A.-S. V. : L’idée est d’arriver à mettre en place des mesures de prévention, aussi bien dans l’organisation du travail que dans la technique en mobilisant les compétences des salariés. La meilleure prévention, c’est de supprimer les situations dangereuses.

Et quand un accident survient malgré tout ?

A.-S. V. : Il faut alors s’interroger sur les événements qui ont amené à cet accident, en identifiant les causes immédiates, mais également les causes profondes. Ces dernières sont davantage ancrées dans la façon de travailler et dans l’organisation générale de l’entreprise. L’objectif est de les modifier pour qu’elles fassent partie de la prévention contre de futurs accidents.

Comment convaincre les entreprises de se saisir du sujet ?

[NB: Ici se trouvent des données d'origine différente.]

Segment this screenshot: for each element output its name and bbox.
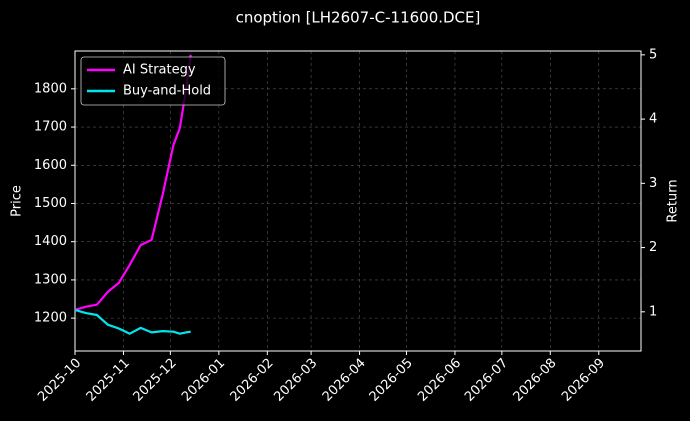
- y2-tick-label: 2: [649, 240, 657, 255]
- y2-tick-label: 4: [649, 112, 657, 127]
- y-tick-label: 1800: [34, 81, 67, 96]
- y-tick-label: 1200: [34, 311, 67, 326]
- y-tick-label: 1700: [34, 120, 67, 135]
- y2-tick-label: 5: [649, 47, 657, 62]
- y-tick-label: 1400: [34, 234, 67, 249]
- legend-box: [80, 56, 226, 106]
- series-line: [74, 308, 191, 335]
- chart-title: cnoption [LH2607-C-11600.DCE]: [236, 9, 481, 27]
- legend-label: Buy-and-Hold: [123, 84, 211, 99]
- y-tick-label: 1300: [34, 272, 67, 287]
- y2-tick-label: 3: [649, 176, 657, 191]
- y2-tick-label: 1: [649, 304, 657, 319]
- legend: AI Strategy Buy-and-Hold: [80, 56, 226, 106]
- legend-label: AI Strategy: [123, 63, 196, 78]
- y-axis-label: Price: [10, 185, 25, 217]
- plot-frame: [74, 50, 642, 352]
- y2-axis-label: Return: [666, 179, 681, 222]
- series-line: [74, 54, 192, 311]
- y-tick-label: 1600: [34, 158, 67, 173]
- y-tick-label: 1500: [34, 196, 67, 211]
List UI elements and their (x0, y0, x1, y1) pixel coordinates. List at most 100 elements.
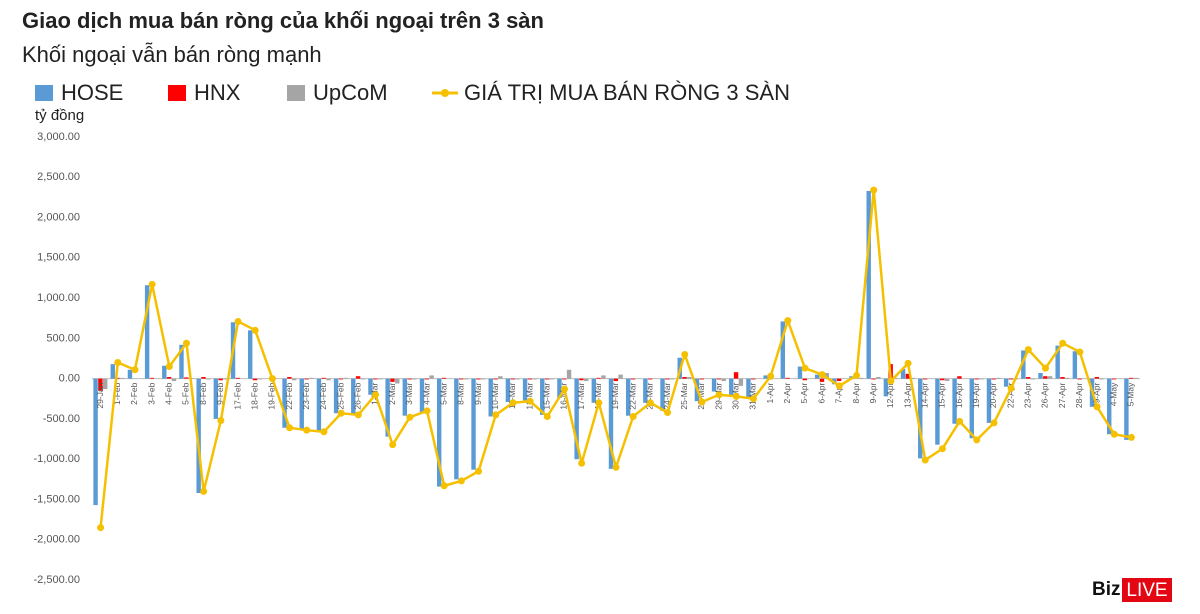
line-marker (921, 456, 929, 464)
bar (390, 378, 395, 382)
x-tick-label: 8-Feb (198, 382, 208, 404)
line-marker (835, 382, 843, 390)
bar (944, 378, 950, 382)
bar (1047, 376, 1053, 379)
line-marker (870, 186, 878, 194)
x-tick-label: 19-Mar (610, 382, 620, 409)
line-marker (1076, 348, 1084, 356)
line-marker (956, 417, 964, 425)
y-tick-label: 1,500.00 (37, 252, 80, 264)
x-tick-label: 18-Mar (593, 382, 603, 409)
x-tick-label: 12-Apr (885, 382, 895, 408)
line-marker (715, 391, 723, 399)
bar (515, 378, 520, 380)
x-tick-label: 17-Mar (576, 382, 586, 409)
line-marker (165, 363, 173, 371)
legend-label: GIÁ TRỊ MUA BÁN RÒNG 3 SÀN (464, 80, 790, 105)
bar (574, 378, 579, 460)
bar (613, 378, 619, 382)
line-marker (182, 339, 190, 347)
legend-swatch (287, 85, 305, 101)
line-marker (732, 392, 740, 400)
bar (549, 378, 555, 380)
bar (601, 375, 606, 379)
bar (814, 374, 820, 379)
x-tick-label: 5-Feb (181, 382, 191, 404)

A.-S. V. : L’axe financier est envisageable. Les entreprises qui relèvent du régime général de la Sécurité sociale versent des cotisations employeur pour le risque accidents du travail et maladies professionnelles. C’est un système d’assurance dont les contributions sont en fonction du nombre de salariés, du secteur d’activité et de la sinistralité. En clair, plus les accidents du travail sont nombreux, plus les cotisations sont élevées. Mais les entreprises doivent prendre conscience qu’un salarié qui arrive le matin doit repartir le soir dans le même état. Personne n’est sensé mourir au travail.

Pensez-vous que le monde du travail prend la mesure du problème ?

A.-S. V. : Il est de la responsabilité de l’employeur de maintenir le salarié en bonne santé. C’est une question de respect. Il reste encore du travail pour que les entreprises fassent passer la santé et la sécurité avant d’autres priorités.